2, data organization NumPy provides many high-grade numerical programming things, such as: matrix data types, vector processing, and sophisticated arithmetic library. Specialized for rigorous numerical processing and produced. It is used by many large financial firms, as well as core scientific organizations such as Lawrence
Livermore, NASA, and others to handle some of the tasks that would otherwise be done in C++, Fortran, or Matlab, etc. PandasPandas is based on NumPy, and was created to handle the task of data analysis. Pandas incorporates a large number of libraries and a number of standard data models that provide what is needed to efficiently manipulate large data sets. pandas provides a large number of functions and methods that allow us to work with data quickly and easily.
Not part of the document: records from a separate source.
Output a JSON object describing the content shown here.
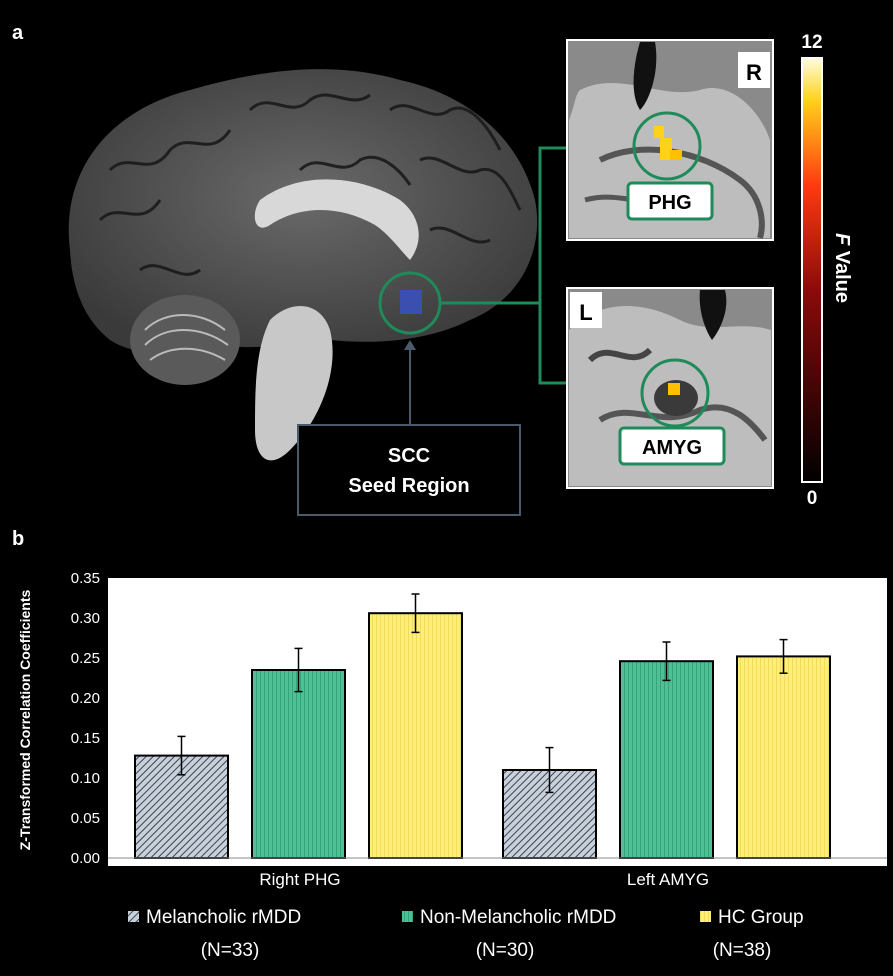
{
  "panel_a": {
    "label": "a",
    "seed_region": {
      "line1": "SCC",
      "line2": "Seed Region"
    },
    "inset_right": {
      "hemisphere": "R",
      "region": "PHG"
    },
    "inset_left": {
      "hemisphere": "L",
      "region": "AMYG"
    },
    "colorbar": {
      "max": "12",
      "min": "0",
      "label_italic": "F",
      "label_rest": " Value"
    },
    "colors": {
      "seed": "#3a4fb0",
      "connector": "#1f8a5a",
      "seed_box": "#4a5a6a",
      "highlight": "#ffd21a"
    }
  },
  "panel_b": {
    "label": "b"
  },
  "chart_data": {
    "type": "bar",
    "categories": [
      "Right PHG",
      "Left AMYG"
    ],
    "ylabel": "Z-Transformed Correlation Coefficients",
    "xlabel": "",
    "ylim": [
      0,
      0.35
    ],
    "yticks": [
      "0.00",
      "0.05",
      "0.10",
      "0.15",
      "0.20",
      "0.25",
      "0.30",
      "0.35"
    ],
    "grid": false,
    "legend_position": "bottom",
    "series": [
      {
        "name": "Melancholic rMDD",
        "n_label": "(N=33)",
        "color": "#c8d0da",
        "pattern": "diagonal-hatch",
        "values": [
          0.128,
          0.11
        ],
        "errors": [
          0.024,
          0.028
        ]
      },
      {
        "name": "Non-Melancholic rMDD",
        "n_label": "(N=30)",
        "color": "#4fbf96",
        "pattern": "vertical-lines",
        "values": [
          0.235,
          0.246
        ],
        "errors": [
          0.027,
          0.024
        ]
      },
      {
        "name": "HC Group",
        "n_label": "(N=38)",
        "color": "#ffef7a",
        "pattern": "vertical-lines",
        "values": [
          0.306,
          0.252
        ],
        "errors": [
          0.024,
          0.021
        ]
      }
    ]
  }
}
As you'll soon discover, it's one of the key factors that make Python a robust and efficient data profiling environment.
3, modeling analysis Scikit-learn engaged in data analysis modeling must learn package, supply and summary of the then common algorithms and processing problems in the field of data analysis, such as classification problems, regression problems, clustering problems, dimensionality reduction, model selection, feature engineering.
4, data visualization if you look at visualization in Python, you may think of Matplotlib. in addition, Seaborn is a similar package, which is used for statistical visualization package. About self-study python beginner, how to get started with Python data profiling, the above is a fundamental learning route planning.